While this blog began as a look at how five big businesses are attempting to improve the livelihoods and food security of small-scale farmers in developing countries (see previous blog post), it quickly became more than a single blog’s worth of information, in particular, on just Coca-Cola alone. Hence this second instalment looking at the multiple initiatives Coca-Cola, with a number of partners, are running across a variety of themes. As with the last blog we’ll leave it up to you as to whether you think these initiatives add up to a sum total of “doing good”.

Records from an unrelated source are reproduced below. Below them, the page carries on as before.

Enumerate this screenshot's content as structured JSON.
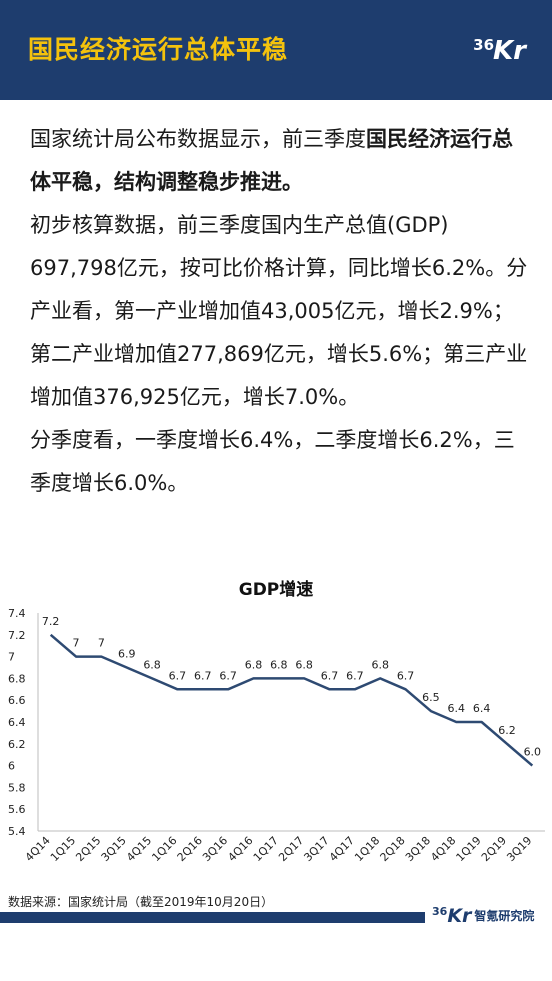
{
  "header": {
    "title": "国民经济运行总体平稳",
    "logo_number": "36",
    "logo_letter": "Kr"
  },
  "article": {
    "p1_part1": "国家统计局公布数据显示，前三季度",
    "p1_bold": "国民经济运行总体平稳，结构调整稳步推进。",
    "p2": "初步核算数据，前三季度国内生产总值(GDP) 697,798亿元，按可比价格计算，同比增长6.2%。分产业看，第一产业增加值43,005亿元，增长2.9%；第二产业增加值277,869亿元，增长5.6%；第三产业增加值376,925亿元，增长7.0%。",
    "p3": "分季度看，一季度增长6.4%，二季度增长6.2%，三季度增长6.0%。"
  },
  "chart_data": {
    "type": "line",
    "title": "GDP增速",
    "xlabel": "",
    "ylabel": "",
    "categories": [
      "4Q14",
      "1Q15",
      "2Q15",
      "3Q15",
      "4Q15",
      "1Q16",
      "2Q16",
      "3Q16",
      "4Q16",
      "1Q17",
      "2Q17",
      "3Q17",
      "4Q17",
      "1Q18",
      "2Q18",
      "3Q18",
      "4Q18",
      "1Q19",
      "2Q19",
      "3Q19"
    ],
    "values": [
      7.2,
      7.0,
      7.0,
      6.9,
      6.8,
      6.7,
      6.7,
      6.7,
      6.8,
      6.8,
      6.8,
      6.7,
      6.7,
      6.8,
      6.7,
      6.5,
      6.4,
      6.4,
      6.2,
      6.0
    ],
    "value_labels": [
      "7.2",
      "7",
      "7",
      "6.9",
      "6.8",
      "6.7",
      "6.7",
      "6.7",
      "6.8",
      "6.8",
      "6.8",
      "6.7",
      "6.7",
      "6.8",
      "6.7",
      "6.5",
      "6.4",
      "6.4",
      "6.2",
      "6.0"
    ],
    "ylim": [
      5.4,
      7.4
    ],
    "yticks": [
      "7.4",
      "7.2",
      "7",
      "6.8",
      "6.6",
      "6.4",
      "6.2",
      "6",
      "5.8",
      "5.6",
      "5.4"
    ],
    "ytick_values": [
      7.4,
      7.2,
      7.0,
      6.8,
      6.6,
      6.4,
      6.2,
      6.0,
      5.8,
      5.6,
      5.4
    ],
    "grid": false,
    "line_color": "#2e4a72"
  },
  "footer": {
    "source": "数据来源：国家统计局（截至2019年10月20日）",
    "logo_number": "36",
    "logo_letter": "Kr",
    "org": "智氪研究院"
  },
  "colors": {
    "header_bg": "#1e3d6e",
    "title_color": "#f4c20d"
  }
}
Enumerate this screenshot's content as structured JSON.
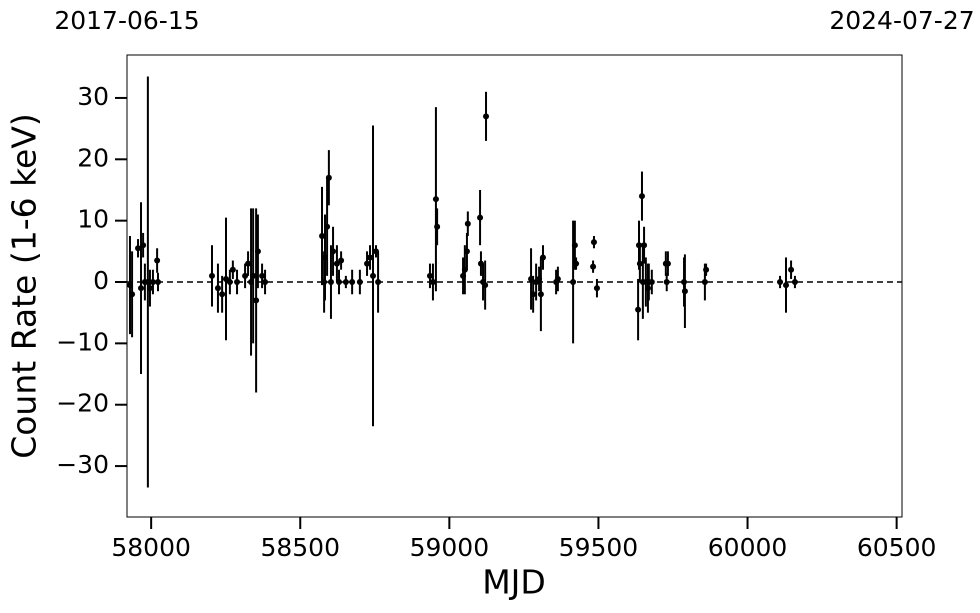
{
  "chart_data": {
    "type": "scatter",
    "xlabel": "MJD",
    "ylabel": "Count Rate (1-6 keV)",
    "xlim": [
      57919,
      60518
    ],
    "ylim": [
      -38.3,
      37.0
    ],
    "xticks": [
      58000,
      58500,
      59000,
      59500,
      60000,
      60500
    ],
    "yticks": [
      {
        "value": -30,
        "label": "−30"
      },
      {
        "value": -20,
        "label": "−20"
      },
      {
        "value": -10,
        "label": "−10"
      },
      0,
      10,
      20,
      30
    ],
    "top_xticks": [
      {
        "value": 57919,
        "label": "2017-06-15"
      },
      {
        "value": 60518,
        "label": "2024-07-27"
      }
    ],
    "reference_line": 0,
    "color": "#000000",
    "series": [
      {
        "x": [
          57929,
          57936,
          57956,
          57966,
          57973,
          57979,
          57989,
          57996,
          58006,
          58020,
          58023,
          58204,
          58224,
          58238,
          58251,
          58264,
          58274,
          58288,
          58315,
          58325,
          58335,
          58342,
          58352,
          58358,
          58372,
          58382,
          58573,
          58580,
          58583,
          58590,
          58596,
          58603,
          58610,
          58623,
          58630,
          58637,
          58653,
          58674,
          58700,
          58724,
          58734,
          58744,
          58754,
          58761,
          58935,
          58945,
          58955,
          58959,
          59046,
          59052,
          59059,
          59062,
          59103,
          59106,
          59113,
          59120,
          59123,
          59274,
          59281,
          59291,
          59301,
          59307,
          59314,
          59358,
          59364,
          59415,
          59421,
          59425,
          59482,
          59485,
          59495,
          59633,
          59636,
          59639,
          59646,
          59649,
          59653,
          59659,
          59666,
          59669,
          59679,
          59726,
          59729,
          59733,
          59787,
          59790,
          59857,
          59861,
          60109,
          60129,
          60146,
          60159
        ],
        "values": [
          -0.5,
          -2,
          5.5,
          -1,
          6,
          0,
          0,
          -1,
          0,
          3.5,
          0,
          1,
          -1,
          -2,
          0.5,
          0,
          2,
          0,
          1,
          3,
          0,
          1,
          -3,
          5,
          1,
          0,
          7.5,
          0,
          4,
          9,
          17,
          0,
          5,
          3,
          0,
          3.5,
          0,
          0,
          0,
          3,
          4,
          1,
          5,
          0,
          1,
          0,
          13.5,
          9,
          1,
          2,
          5,
          9.5,
          10.5,
          3,
          0,
          -0.5,
          27,
          0.5,
          -2,
          0,
          0.5,
          -2,
          4,
          0,
          0.5,
          0,
          6,
          3,
          2.5,
          6.5,
          -1,
          -4.5,
          6,
          3,
          14,
          0,
          6,
          0,
          -1,
          0,
          0,
          3,
          0,
          3,
          0,
          -1.5,
          0,
          2,
          0,
          -0.5,
          2,
          0
        ],
        "errors": [
          8,
          7,
          1.5,
          14,
          2,
          3,
          33.5,
          3,
          2,
          2,
          1.5,
          5,
          4,
          3,
          10,
          2,
          1.5,
          2,
          2,
          2,
          12,
          11,
          15,
          6,
          2,
          2,
          8,
          5,
          7,
          8,
          4.5,
          6,
          4,
          3,
          2,
          1.5,
          1,
          2,
          2,
          2,
          2,
          24.5,
          1,
          5,
          2,
          3,
          15,
          3,
          3,
          4,
          3,
          2,
          4.5,
          2,
          3,
          4,
          4,
          5,
          3,
          3,
          2,
          6,
          2,
          2,
          2,
          10,
          4,
          1,
          1,
          1,
          1.5,
          5,
          4,
          3,
          4,
          6,
          3,
          4,
          4,
          3,
          2,
          2,
          1.5,
          2,
          4,
          6,
          3,
          1,
          1,
          4.5,
          1.5,
          1
        ]
      }
    ]
  }
}
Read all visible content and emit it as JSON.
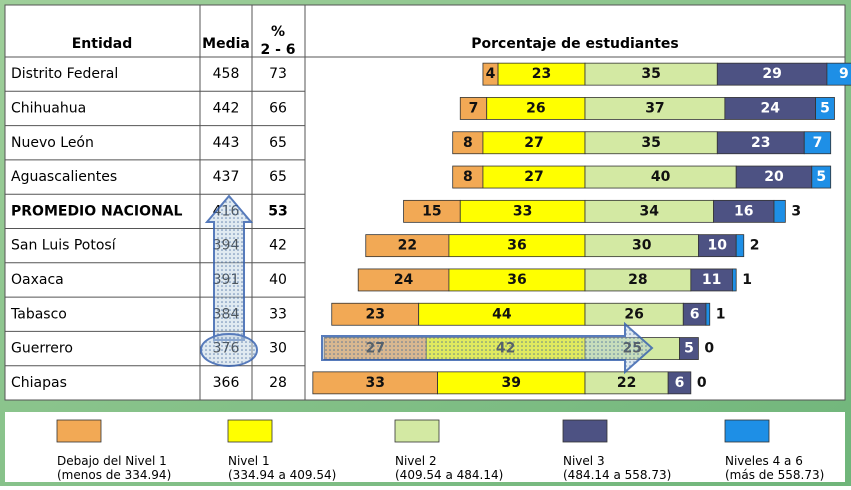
{
  "chart_data": {
    "type": "bar",
    "orientation": "horizontal",
    "stacked": true,
    "title": "Porcentaje de estudiantes",
    "category_label": "Entidad",
    "categories": [
      "Distrito Federal",
      "Chihuahua",
      "Nuevo León",
      "Aguascalientes",
      "PROMEDIO NACIONAL",
      "San Luis Potosí",
      "Oaxaca",
      "Tabasco",
      "Guerrero",
      "Chiapas"
    ],
    "columns": [
      {
        "name": "Media",
        "values": [
          458,
          442,
          443,
          437,
          416,
          394,
          391,
          384,
          376,
          366
        ]
      },
      {
        "name": "% 2 - 6",
        "values": [
          73,
          66,
          65,
          65,
          53,
          42,
          40,
          33,
          30,
          28
        ]
      }
    ],
    "series": [
      {
        "name": "Debajo del Nivel 1",
        "range": "(menos de 334.94)",
        "color": "#f2a955",
        "values": [
          4,
          7,
          8,
          8,
          15,
          22,
          24,
          23,
          27,
          33
        ]
      },
      {
        "name": "Nivel 1",
        "range": "(334.94 a 409.54)",
        "color": "#ffff00",
        "values": [
          23,
          26,
          27,
          27,
          33,
          36,
          36,
          44,
          42,
          39
        ]
      },
      {
        "name": "Nivel 2",
        "range": "(409.54 a 484.14)",
        "color": "#d3e9a3",
        "values": [
          35,
          37,
          35,
          40,
          34,
          30,
          28,
          26,
          25,
          22
        ]
      },
      {
        "name": "Nivel 3",
        "range": "(484.14 a 558.73)",
        "color": "#4d5283",
        "values": [
          29,
          24,
          23,
          20,
          16,
          10,
          11,
          6,
          5,
          6
        ]
      },
      {
        "name": "Niveles 4 a 6",
        "range": "(más de 558.73)",
        "color": "#1e8fe6",
        "values": [
          9,
          5,
          7,
          5,
          3,
          2,
          1,
          1,
          0,
          0
        ]
      }
    ]
  }
}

At the US-Africa Leaders summit Coca-Cola announced a new investment into its African bottling partners of $5 billion over six years, bringing their total investment, between 2010 and 2020, to $17 billion. This money will be invested in Africa, where they have been working since 1928, in new manufacturing lines and equipment, creating more jobs, as well as several of Coca-Cola’s sustainability initiatives based around sustainable sourcing, safe water access and women’s empowerment. Some of these initiatives include:
Project Nurture – an $11.5 million partnership with the Bill & Melinda Gates Foundation and TechnoServe launched in 2010 supporting 50,000 small-scale mango and passion fruit farmers in in Kenya and Uganda to sustainably grow their crops and double their fruit incomes. As of June 2013, more than 50,000 farmers who were successfully organized into 1,100 producer business groups have been recruited, more than 70 community extension service providers and 48,500 farmers have been trained in agronomic practices, and two processors have been approved as suppliers in the Coca-Cola’s supply chain.